Две доски качнулись на верхних гвоздях, как на шарнирах, в щель друг за дружкой сноровисто пролезли жёлтая и красная каски.
Спицы-шампуры с кусками горячей, пахучей, прослоенной подрумяненными кольцами лука баранинки на картонных гофрированных тарелках, пиво. – Не, чёрное, горькое, не будем, «троечку»… – А мне «Степана»…
Соснину не хотелось есть… доски еле заметно покачались, замерли.
Голос из глубины ларька, с телеэкранчика. Симпатичный молодой толстяк с усиками, насмешливыми глазами. – Пойди, примерь на себя переживания Пруста! А переживания Денежкиной – вот они, каждый испытал.
– Кто она, эта Денежкина? – непроизвольно вырвалось у Соснина.
– А х… её знает! – подозрительно посмотрев, откликнулась всё же жёлтая каска, – ты о чём?
Вдруг поверх пилообразных заборных зубцов поплыли сквозь облака чёрная лошадиная морда, грива, следом – ещё одна чёрная лошадь, взнузданная, с вскинутой лепной головой, оскаленной пастью. Лошади плыли медленно, с еле различимым на слух отфыркиванием, тут доски опять качнулись, пока оранжевая каска пролезала в щель, Соснин успел различить за кустами репейника осторожно ехавший автотрейлер с длинной низкой платформой, на ней…
– Куда везут? – вырвалось у Соснина, снова непроизвольно.
– Куда, куда… – куда надо, к юбилею везут.
– Не, к юбилею по разбитой дороге не довезти.
– Так асфальтируют, и дубы спилили.
– Не, дорога к асфальту забором перегорожена, не провезти, – жёлтая каска надумала отправиться к ларьку, чтобы добавить пива.
– Так там в заборе дырища, проедут.
– Хрен, там поперёк доска нижняя, сдвоенная, вроде как порог, перешагнуть можно, а захочешь проехать – хрен.
– Там же мостки по наклону, и камни подложены.

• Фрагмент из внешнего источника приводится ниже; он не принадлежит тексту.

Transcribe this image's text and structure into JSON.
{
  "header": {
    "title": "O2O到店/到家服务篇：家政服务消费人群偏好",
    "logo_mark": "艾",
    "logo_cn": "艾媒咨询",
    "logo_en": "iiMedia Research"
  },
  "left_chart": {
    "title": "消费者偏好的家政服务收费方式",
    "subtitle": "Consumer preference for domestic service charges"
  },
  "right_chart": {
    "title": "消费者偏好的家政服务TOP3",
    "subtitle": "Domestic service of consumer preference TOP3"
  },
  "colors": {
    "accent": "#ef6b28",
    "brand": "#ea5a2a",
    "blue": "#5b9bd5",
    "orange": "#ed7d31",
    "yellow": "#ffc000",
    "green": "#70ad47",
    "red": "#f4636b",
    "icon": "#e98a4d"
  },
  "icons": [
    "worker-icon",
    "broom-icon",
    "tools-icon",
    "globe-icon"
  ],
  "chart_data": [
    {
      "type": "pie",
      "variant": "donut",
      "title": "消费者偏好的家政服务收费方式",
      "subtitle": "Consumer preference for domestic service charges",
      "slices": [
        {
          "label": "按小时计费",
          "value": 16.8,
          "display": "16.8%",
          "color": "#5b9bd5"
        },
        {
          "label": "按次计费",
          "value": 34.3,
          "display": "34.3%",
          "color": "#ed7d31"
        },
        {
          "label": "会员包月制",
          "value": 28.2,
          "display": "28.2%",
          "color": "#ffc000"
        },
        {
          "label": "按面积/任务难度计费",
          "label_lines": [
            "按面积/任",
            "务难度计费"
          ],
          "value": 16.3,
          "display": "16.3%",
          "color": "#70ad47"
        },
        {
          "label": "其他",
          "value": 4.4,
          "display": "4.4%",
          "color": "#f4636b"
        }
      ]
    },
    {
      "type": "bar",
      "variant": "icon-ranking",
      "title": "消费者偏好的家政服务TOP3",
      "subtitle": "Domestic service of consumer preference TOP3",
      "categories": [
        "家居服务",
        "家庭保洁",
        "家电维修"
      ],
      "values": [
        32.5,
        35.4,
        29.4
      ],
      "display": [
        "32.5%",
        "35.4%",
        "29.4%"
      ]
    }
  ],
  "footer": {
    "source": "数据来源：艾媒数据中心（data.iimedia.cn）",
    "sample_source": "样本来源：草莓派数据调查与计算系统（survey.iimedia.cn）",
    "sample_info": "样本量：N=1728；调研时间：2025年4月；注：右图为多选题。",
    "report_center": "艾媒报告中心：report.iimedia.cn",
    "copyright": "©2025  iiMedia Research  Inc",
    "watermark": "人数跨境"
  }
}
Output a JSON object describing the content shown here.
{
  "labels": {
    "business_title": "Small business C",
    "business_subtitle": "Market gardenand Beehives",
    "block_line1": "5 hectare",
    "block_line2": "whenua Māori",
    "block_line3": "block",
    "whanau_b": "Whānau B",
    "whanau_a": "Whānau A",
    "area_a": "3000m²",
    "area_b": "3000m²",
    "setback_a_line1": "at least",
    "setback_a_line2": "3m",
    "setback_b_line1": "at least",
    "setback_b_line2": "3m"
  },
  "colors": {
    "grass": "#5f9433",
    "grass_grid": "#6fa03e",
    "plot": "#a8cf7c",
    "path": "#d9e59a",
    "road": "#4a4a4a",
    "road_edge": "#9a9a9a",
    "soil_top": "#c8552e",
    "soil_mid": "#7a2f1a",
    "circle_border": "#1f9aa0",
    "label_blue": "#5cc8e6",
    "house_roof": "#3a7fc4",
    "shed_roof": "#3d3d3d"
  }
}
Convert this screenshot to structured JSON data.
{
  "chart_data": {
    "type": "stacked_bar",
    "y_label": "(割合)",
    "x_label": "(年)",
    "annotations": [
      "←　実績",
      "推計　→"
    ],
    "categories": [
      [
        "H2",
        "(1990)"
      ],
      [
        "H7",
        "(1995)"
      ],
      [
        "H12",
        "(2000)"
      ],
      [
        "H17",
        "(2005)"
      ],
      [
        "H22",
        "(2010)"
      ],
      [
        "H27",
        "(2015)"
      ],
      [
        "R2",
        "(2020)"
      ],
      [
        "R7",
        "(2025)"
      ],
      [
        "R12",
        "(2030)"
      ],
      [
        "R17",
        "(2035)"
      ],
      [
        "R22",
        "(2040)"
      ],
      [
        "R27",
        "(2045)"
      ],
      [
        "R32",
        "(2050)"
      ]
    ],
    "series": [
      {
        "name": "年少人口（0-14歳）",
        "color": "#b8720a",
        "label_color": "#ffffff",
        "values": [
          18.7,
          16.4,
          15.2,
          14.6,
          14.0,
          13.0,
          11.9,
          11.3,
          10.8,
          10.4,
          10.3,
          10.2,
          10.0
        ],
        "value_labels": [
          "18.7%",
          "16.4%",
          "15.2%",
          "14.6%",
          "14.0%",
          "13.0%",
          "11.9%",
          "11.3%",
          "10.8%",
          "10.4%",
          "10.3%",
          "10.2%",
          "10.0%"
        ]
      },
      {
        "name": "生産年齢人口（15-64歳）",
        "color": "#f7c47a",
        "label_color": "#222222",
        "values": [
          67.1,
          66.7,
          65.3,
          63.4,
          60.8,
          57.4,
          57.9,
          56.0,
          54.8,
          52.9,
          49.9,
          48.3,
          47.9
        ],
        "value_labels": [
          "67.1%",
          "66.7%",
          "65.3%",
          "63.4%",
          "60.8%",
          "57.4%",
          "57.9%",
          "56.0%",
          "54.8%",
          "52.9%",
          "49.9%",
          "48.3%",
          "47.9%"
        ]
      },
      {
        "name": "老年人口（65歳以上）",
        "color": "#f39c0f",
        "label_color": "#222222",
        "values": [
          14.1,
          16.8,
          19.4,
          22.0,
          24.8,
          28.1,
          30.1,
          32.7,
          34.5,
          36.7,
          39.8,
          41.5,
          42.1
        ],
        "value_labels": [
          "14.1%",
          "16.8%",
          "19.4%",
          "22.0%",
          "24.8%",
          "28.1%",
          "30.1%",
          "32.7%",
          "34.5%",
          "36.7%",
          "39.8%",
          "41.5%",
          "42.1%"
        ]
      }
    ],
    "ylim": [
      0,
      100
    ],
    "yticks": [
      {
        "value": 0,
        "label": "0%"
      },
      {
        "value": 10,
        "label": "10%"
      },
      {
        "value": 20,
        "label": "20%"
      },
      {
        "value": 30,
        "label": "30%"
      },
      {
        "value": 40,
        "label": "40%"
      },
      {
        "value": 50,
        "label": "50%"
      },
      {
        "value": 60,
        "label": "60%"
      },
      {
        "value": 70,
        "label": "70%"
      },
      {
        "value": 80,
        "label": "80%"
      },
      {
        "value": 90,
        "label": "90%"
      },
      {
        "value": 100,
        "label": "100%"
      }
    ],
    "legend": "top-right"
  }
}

– Не, камни дальше, – задержалась жёлтая каска.
– Так на х… вырезать нижние доски, на х… они, если проехать мешают.
– Как вырезать? Весь забор повалится.
– И на х… забор этот! Чинишь, чинишь, давно поломать пора.
– Не, нельзя без забора.
– Шашлык х….й у чурки, жилы одни.
– Чурка и есть чурка.
– Не, у меня без жил.
– Так то у тебя!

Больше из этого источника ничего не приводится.